About the Book:
Far From the Land: An Irish Memoir
The setting of Far From the Land is rural Ireland in the 1950s. Thomas Rice has written a riveting memoir about a way of life that no longer exists: no running water, no toilets, no electricity and little access to education, jobs or basic health care. Early on we are drawn into a culture with a recent memory of famines, a culture still showing the scars—from the homestead ruins that pockmark the landscape to the ghost towns and villages that never recovered from The Great Hunger of the 1840s.

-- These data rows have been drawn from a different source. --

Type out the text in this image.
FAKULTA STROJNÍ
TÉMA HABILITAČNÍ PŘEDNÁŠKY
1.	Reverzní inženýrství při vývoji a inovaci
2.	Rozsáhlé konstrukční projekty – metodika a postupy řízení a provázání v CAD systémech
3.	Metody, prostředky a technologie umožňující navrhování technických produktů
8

The 36 chapters (in three sections) cover all the touchpoints where lives intersect and identities are forged in the crucible of everyday and often public struggles. Writing on his own search for identity, the author recalls the night his absentee IRA father returns from England for the first time in ten years. Known as “The Voice” because of his tenor’s talent, here is the impact of his first song, Thomas Moore’s haunting tribute to the sweetheart of his martyred friend, Robert Emmet. The poem is titled, “She Is Far From The Land.”
“No one in the kitchen that night ever forgot it. It was the perfect song, sung by the perfect voice at the perfect time. There could never be a better moment. The song had all the right ingredients for this audience: unrequited love, hero and heroine, loyalty, heartbreak, tragedy, treachery and martyrdom. Though these were universal themes in human affairs, we assumed the song was about us. By the end of the first verse, several people, women and men alike, were openly weeping. Some were actually sobbing; big shoulders heaving. Handkerchiefs were out and being passed around.”
The memoir has the benefit of five decades of retrospection as the author brings each of his characters to life in a way that he could never have articulated as a 16-year-old. Told with startling honesty, without nostalgia or cliché, we still enjoy the hallmarks of the Celtic storytelling tradition: attention to detail, nuance, appreciation of human foibles and compassion for the anguish of struggle and loss. We come away with a renewed respect—and pride if you have any Irish bloodlines or identity—for rural Irish culture and the people who carry it forward with quiet dignity against the tide of their colonial history.